简介
RabbitMQ Streams is a persistent replicated data structure that can complete the same tasks as queues.
Streams model an append-only log of messages that can be repeatedly read until they expire. Streams are always persistent and replicated. A more technical description of this stream behavior is “non-destructive consumer semantics”.
- 流总是持久化的
- 流总是有副本的
- 流中消息在过期之前是可被重复读取的
Stream vs Classic
https://www.rabbitmq.com/docs/streams#feature-comparison
流用例
开发信息流的初衷是为了满足现有队列类型无法提供或提供有缺陷的 4 种消息传递用例。
- Large fan-outs,大量扇出
目前,当用户要向多个订阅者发送同一信息时,必须为每个消费者绑定一个专用队列。如果用户数量较多,这可能会变得效率低下,尤其是在需要持久性和/或复制时。流将允许任意数量的消费者以非破坏性的方式从同一队列中消费相同的信息,从而无需绑定多个队列。流消费者还可以从副本中读取,从而将读取负载分散到整个集群中。

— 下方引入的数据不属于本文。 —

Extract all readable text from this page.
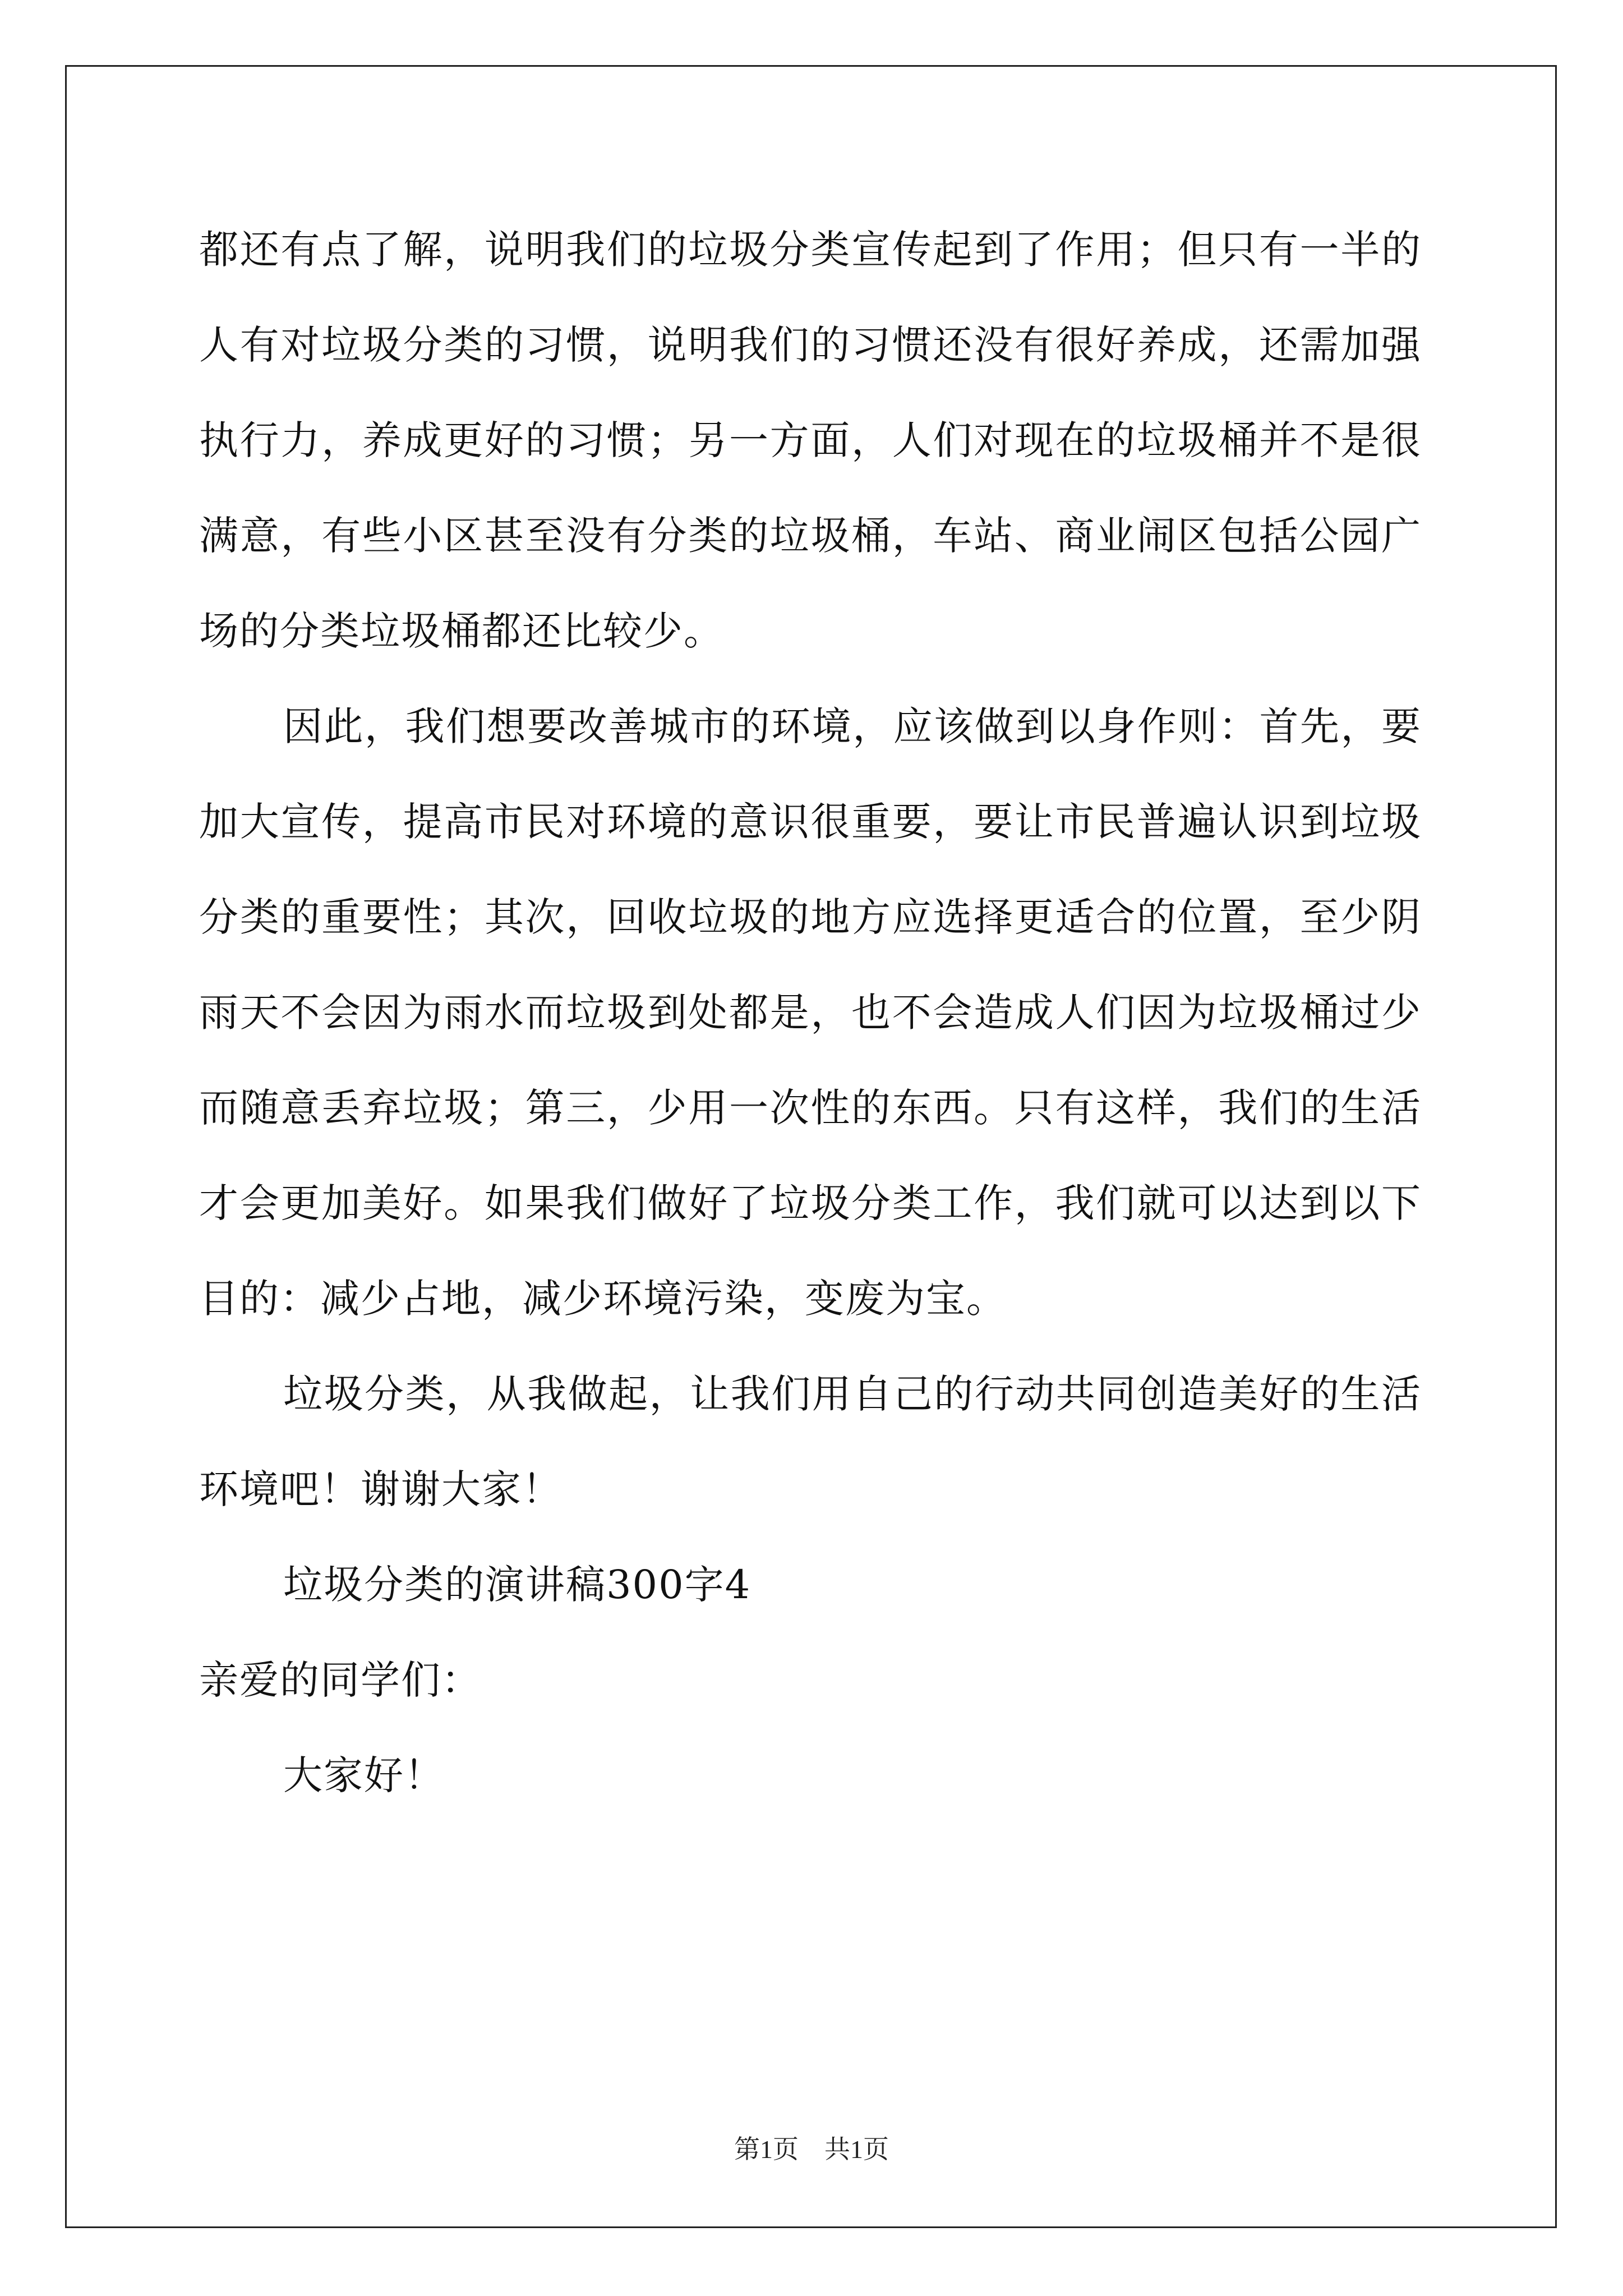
都还有点了解，说明我们的垃圾分类宣传起到了作用；但只有一半的人有对垃圾分类的习惯，说明我们的习惯还没有很好养成，还需加强执行力，养成更好的习惯；另一方面，人们对现在的垃圾桶并不是很满意，有些小区甚至没有分类的垃圾桶，车站、商业闹区包括公园广场的分类垃圾桶都还比较少。

因此，我们想要改善城市的环境，应该做到以身作则：首先，要加大宣传，提高市民对环境的意识很重要，要让市民普遍认识到垃圾分类的重要性；其次，回收垃圾的地方应选择更适合的位置，至少阴雨天不会因为雨水而垃圾到处都是，也不会造成人们因为垃圾桶过少而随意丢弃垃圾；第三，少用一次性的东西。只有这样，我们的生活才会更加美好。如果我们做好了垃圾分类工作，我们就可以达到以下目的：减少占地，减少环境污染，变废为宝。

垃圾分类，从我做起，让我们用自己的行动共同创造美好的生活环境吧！谢谢大家！

垃圾分类的演讲稿300字4

亲爱的同学们：

大家好！

第1页　共1页
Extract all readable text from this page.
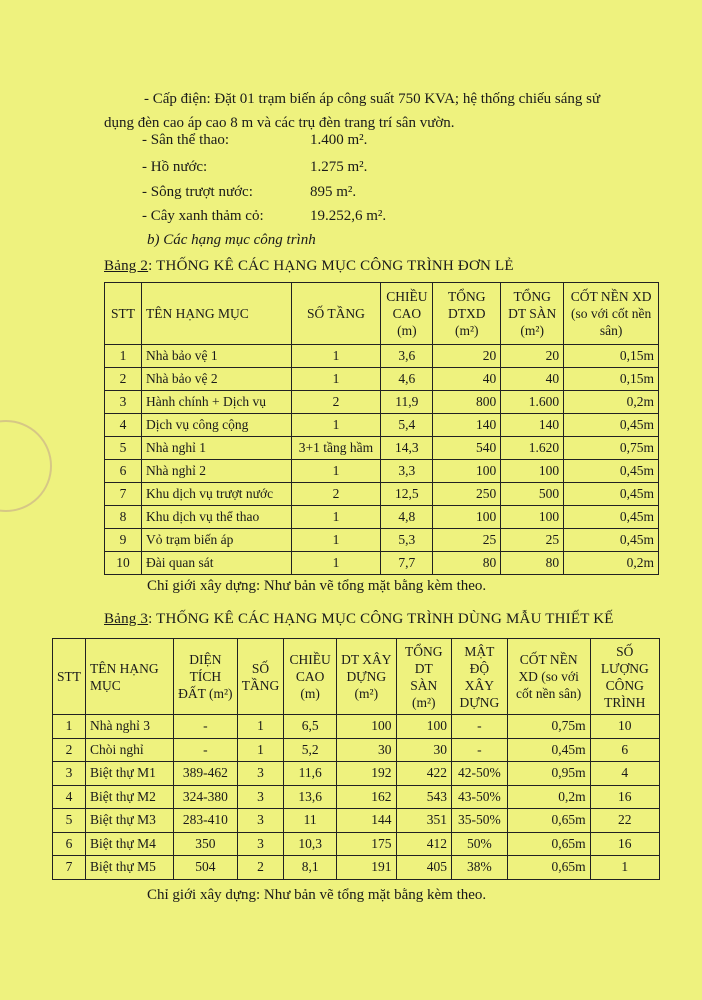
- Cấp điện: Đặt 01 trạm biến áp công suất 750 KVA; hệ thống chiếu sáng sử
dụng đèn cao áp cao 8 m và các trụ đèn trang trí sân vườn.
- Sân thể thao:	1.400 m².
- Hồ nước:	1.275 m².
- Sông trượt nước:	895 m².
- Cây xanh thảm cỏ:	19.252,6 m².
b) Các hạng mục công trình
Bảng 2: THỐNG KÊ CÁC HẠNG MỤC CÔNG TRÌNH ĐƠN LẺ
STT	TÊN HẠNG MỤC	SỐ TẦNG	CHIỀU CAO (m)	TỔNG DTXD (m²)	TỔNG DT SÀN (m²)	CỐT NỀN XD (so với cốt nền sân)
1	Nhà bảo vệ 1	1	3,6	20	20	0,15m
2	Nhà bảo vệ 2	1	4,6	40	40	0,15m
3	Hành chính + Dịch vụ	2	11,9	800	1.600	0,2m
4	Dịch vụ công cộng	1	5,4	140	140	0,45m
5	Nhà nghỉ 1	3+1 tầng hầm	14,3	540	1.620	0,75m
6	Nhà nghỉ 2	1	3,3	100	100	0,45m
7	Khu dịch vụ trượt nước	2	12,5	250	500	0,45m
8	Khu dịch vụ thể thao	1	4,8	100	100	0,45m
9	Vỏ trạm biến áp	1	5,3	25	25	0,45m
10	Đài quan sát	1	7,7	80	80	0,2m
Chỉ giới xây dựng: Như bản vẽ tổng mặt bằng kèm theo.
Bảng 3: THỐNG KÊ CÁC HẠNG MỤC CÔNG TRÌNH DÙNG MẪU THIẾT KẾ
STT	TÊN HẠNG MỤC	DIỆN TÍCH ĐẤT (m²)	SỐ TẦNG	CHIỀU CAO (m)	DT XÂY DỰNG (m²)	TỔNG DT SÀN (m²)	MẬT ĐỘ XÂY DỰNG	CỐT NỀN XD (so với cốt nền sân)	SỐ LƯỢNG CÔNG TRÌNH
1	Nhà nghỉ 3	-	1	6,5	100	100	-	0,75m	10
2	Chòi nghỉ	-	1	5,2	30	30	-	0,45m	6
3	Biệt thự M1	389-462	3	11,6	192	422	42-50%	0,95m	4
4	Biệt thự M2	324-380	3	13,6	162	543	43-50%	0,2m	16
5	Biệt thự M3	283-410	3	11	144	351	35-50%	0,65m	22
6	Biệt thự M4	350	3	10,3	175	412	50%	0,65m	16
7	Biệt thự M5	504	2	8,1	191	405	38%	0,65m	1
Chỉ giới xây dựng: Như bản vẽ tổng mặt bằng kèm theo.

\2. Replay (Time-travelling),回放
由于当前所有 RabbitMQ 队列类型都具有破坏性消耗行为,即当消费者完成消耗后,队列中的消息将被删除,因此无法重新读取已消耗的消息。流将允许消费者附加到日志中的任意点并从那里读取。
\3. Throughput Performance,吞吐性能
任何持久队列类型的吞吐量都无法与现有的基于日志的消息传递系统相媲美。数据流的设计以性能为主要目标。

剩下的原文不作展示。